De Cock conducted her investigation in parks and neighbourhoods in Amsterdam, Rotterdam and Eindhoven. During the COVID pandemic, she used traps to catch over 400 brown rats (Rattus norvegicus). ‘I checked 20 traps per location spread over a 100 by 100 metre area. Six locations with 20 traps every day, for two weeks, repeated eight times’, she explains her approach. ‘Yes, like the Pied Piper, I’ve heard that one before.’

Stroke of luck

De Cock collected the dead rats, dissected them and studied the various organs for the presence of eighteen different pathogens. Of these pathogens, 13 were found in varying quantities, but mostly just one type per rat, except in older specimens. However, half of the rats carried no pathogens at all. ‘Luckily, especially considering the reputation rats generally have’, says De Cock.
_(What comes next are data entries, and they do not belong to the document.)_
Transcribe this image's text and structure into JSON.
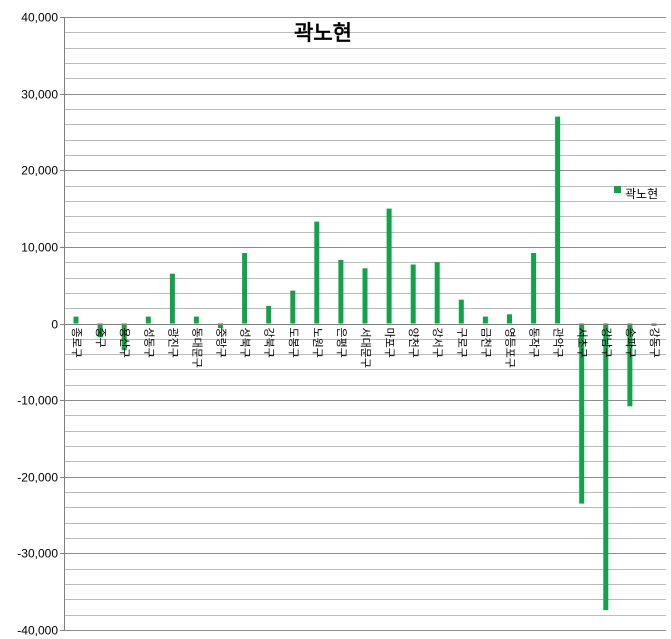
{
  "chart_data": {
    "type": "bar",
    "title": "곽노현",
    "xlabel": "",
    "ylabel": "",
    "ylim": [
      -40000,
      40000
    ],
    "yticks": [
      40000,
      30000,
      20000,
      10000,
      0,
      -10000,
      -20000,
      -30000,
      -40000
    ],
    "ytick_labels": [
      "40,000",
      "30,000",
      "20,000",
      "10,000",
      "0",
      "-10,000",
      "-20,000",
      "-30,000",
      "-40,000"
    ],
    "grid": true,
    "legend_position": "right",
    "color": "#13a24a",
    "categories": [
      "종로구",
      "중구",
      "용산구",
      "성동구",
      "광진구",
      "동대문구",
      "중랑구",
      "성북구",
      "강북구",
      "도봉구",
      "노원구",
      "은평구",
      "서대문구",
      "마포구",
      "양천구",
      "강서구",
      "구로구",
      "금천구",
      "영등포구",
      "동작구",
      "관악구",
      "서초구",
      "강남구",
      "송파구",
      "강동구"
    ],
    "series": [
      {
        "name": "곽노현",
        "values": [
          900,
          -1800,
          -3500,
          900,
          6500,
          900,
          -600,
          9200,
          2300,
          4300,
          13300,
          8300,
          7200,
          15000,
          7700,
          8000,
          3100,
          900,
          1200,
          9200,
          27000,
          -23500,
          -37400,
          -10800,
          -300
        ]
      }
    ]
  }
}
In terms of health risks, a rat is no worse than a mouse

Marieke de Cock, a researcher of Quantitative Veterinary Epidemiology

‘I expected to find all kind of things,’ she continues. ‘Mice that were trapped as bycatch showed the same pattern. In terms of health risks, a rat is no worse than a mouse, it would seem. Based on this study, I would not urge you to be extra fearful of rats.’ De Cock went on to investigate whether a link could be found between the greening of cities and the risk of rats carrying pathogens.
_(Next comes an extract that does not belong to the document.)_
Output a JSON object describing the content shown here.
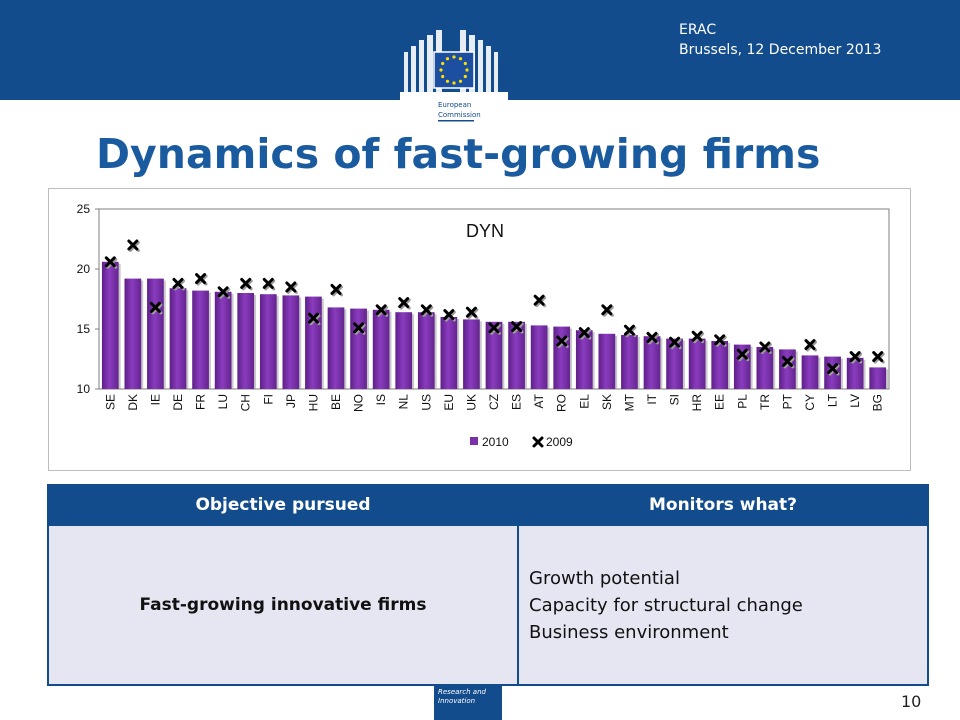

De Cock used NDVI records obtained from satellites to assess the greenness of the areas involved in the study. NDVI stands for Normalised Difference Vegetation Index and shows how much green is on the surface through its reflection of red and infrared light. The study reveals a link between the amount of green in the environment and the presence of Bartonella bacteria (related to cat scratch fever) and Borrelia bacteria (related to Lyme’s) in rats.
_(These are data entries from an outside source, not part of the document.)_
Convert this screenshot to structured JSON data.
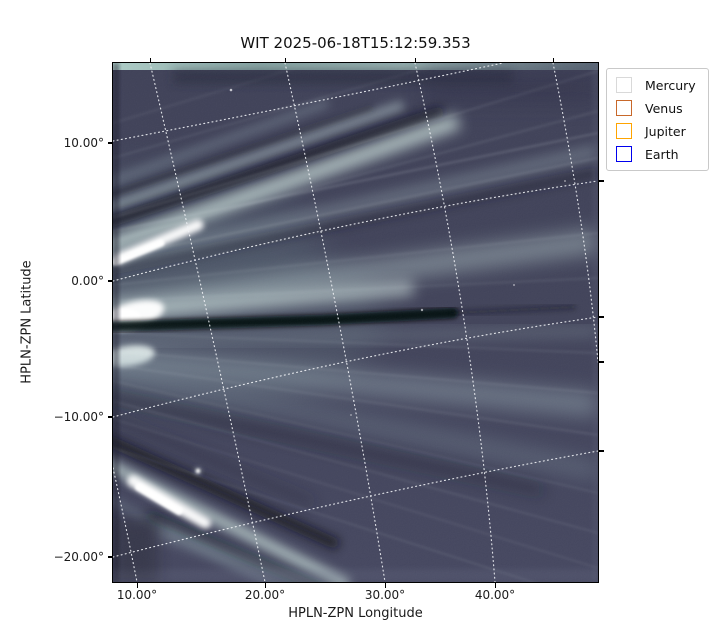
{
  "figure": {
    "title": "WIT 2025-06-18T15:12:59.353"
  },
  "plot": {
    "xlabel": "HPLN-ZPN Longitude",
    "ylabel": "HPLN-ZPN Latitude",
    "x_tick_labels": [
      "10.00°",
      "20.00°",
      "30.00°",
      "40.00°"
    ],
    "y_tick_labels": [
      "10.00°",
      "0.00°",
      "−10.00°",
      "−20.00°"
    ],
    "frame_color": "#000000",
    "grid_color": "#f0f2f6"
  },
  "legend": {
    "items": [
      {
        "label": "Mercury",
        "color": "#d9d9d9"
      },
      {
        "label": "Venus",
        "color": "#c8682a"
      },
      {
        "label": "Jupiter",
        "color": "#ffa400"
      },
      {
        "label": "Earth",
        "color": "#0000ee"
      }
    ]
  },
  "chart_data": {
    "type": "heatmap",
    "subtype": "white-light heliospheric image (WISPR WIT frame)",
    "title": "WIT 2025-06-18T15:12:59.353",
    "xlabel": "HPLN-ZPN Longitude",
    "ylabel": "HPLN-ZPN Latitude",
    "x_ticks_deg": [
      10,
      20,
      30,
      40
    ],
    "y_ticks_deg": [
      10,
      0,
      -10,
      -20
    ],
    "xlim_deg": [
      8.1,
      49.4
    ],
    "ylim_deg": [
      -21.8,
      15.7
    ],
    "projection": "HPLN-ZPN (helioprojective zenithal polynomial); grid lines tilted ~12° and slightly curved",
    "grid": {
      "visible": true,
      "style": "dotted",
      "color": "#ffffff",
      "longitude_lines_deg": [
        10,
        20,
        30,
        40,
        50
      ],
      "latitude_lines_deg": [
        10,
        0,
        -10,
        -20
      ]
    },
    "legend": {
      "position": "outside upper-right",
      "entries": [
        "Mercury",
        "Venus",
        "Jupiter",
        "Earth"
      ],
      "marker_style": "unfilled squares",
      "markers_visible_in_field": false
    },
    "palette": {
      "background": "#3e4057",
      "streamer_bright": "#edf7f3",
      "streamer_mid": "#9fb4bb",
      "dark_lane": "#0a0c13",
      "top_edge_strip": "#b7dad1"
    },
    "features": [
      {
        "name": "upper-streamer-fan",
        "description": "bright solar-wind rays fanning from the sunward (left) edge toward the upper right, interleaved with dark lanes",
        "left_edge_lat_deg": [
          0,
          6
        ],
        "brightest_knot": {
          "lon_deg": 8.5,
          "lat_deg": 2
        }
      },
      {
        "name": "central-streamer",
        "description": "brightest white knot at the left edge with a broad fan spreading right and a sharp black lane just below it",
        "brightest_knot": {
          "lon_deg": 8.5,
          "lat_deg": -2.5
        },
        "dark_lane_lat_deg": -3.5
      },
      {
        "name": "lower-streamer",
        "description": "bright streak slanting toward the lower right in the bottom-left corner with dark lanes on both sides",
        "core": {
          "lon_deg": 10.5,
          "lat_deg": -16
        }
      },
      {
        "name": "top-edge-strip",
        "description": "thin bright teal band along the very top edge of the image"
      },
      {
        "name": "point-source",
        "description": "small bright dot (star/planet) inside the field",
        "lon_deg": 16.5,
        "lat_deg": -15
      },
      {
        "name": "faint-rays",
        "description": "many thin faint rays radiating across the whole field from the left edge"
      }
    ]
  }
}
The link is particularly clear for Bartonella. Twice the amount of green results in almost double the chance of the rat carrying this bacterium. According to De Cock, fleas play a key role. ‘We know that fleas transmit Bartonella between rats. The rat population increases in greener areas, which increases the likelihood of fleas jumping from one host to the next.’


Diseases are usually contracted through contact with rat faeces or urine. Or, as is the case with Bartonella, through a cat scratch or contact with flea faeces. De Cock did not investigate whether the rats cause a higher incidence of illness in greener environments. ‘That would be difficult to prove, as the numbers are small. Most people who are exposed to rat pathogens do not become ill.’

To minimise risks, De Cock recommends keeping green areas clean. ‘Cut back the available food for rats to lower their numbers. And make sure there are open spaces in the green. Rats want to hide. Low shrubs form excellent hiding places; trees and meadows are less suited.’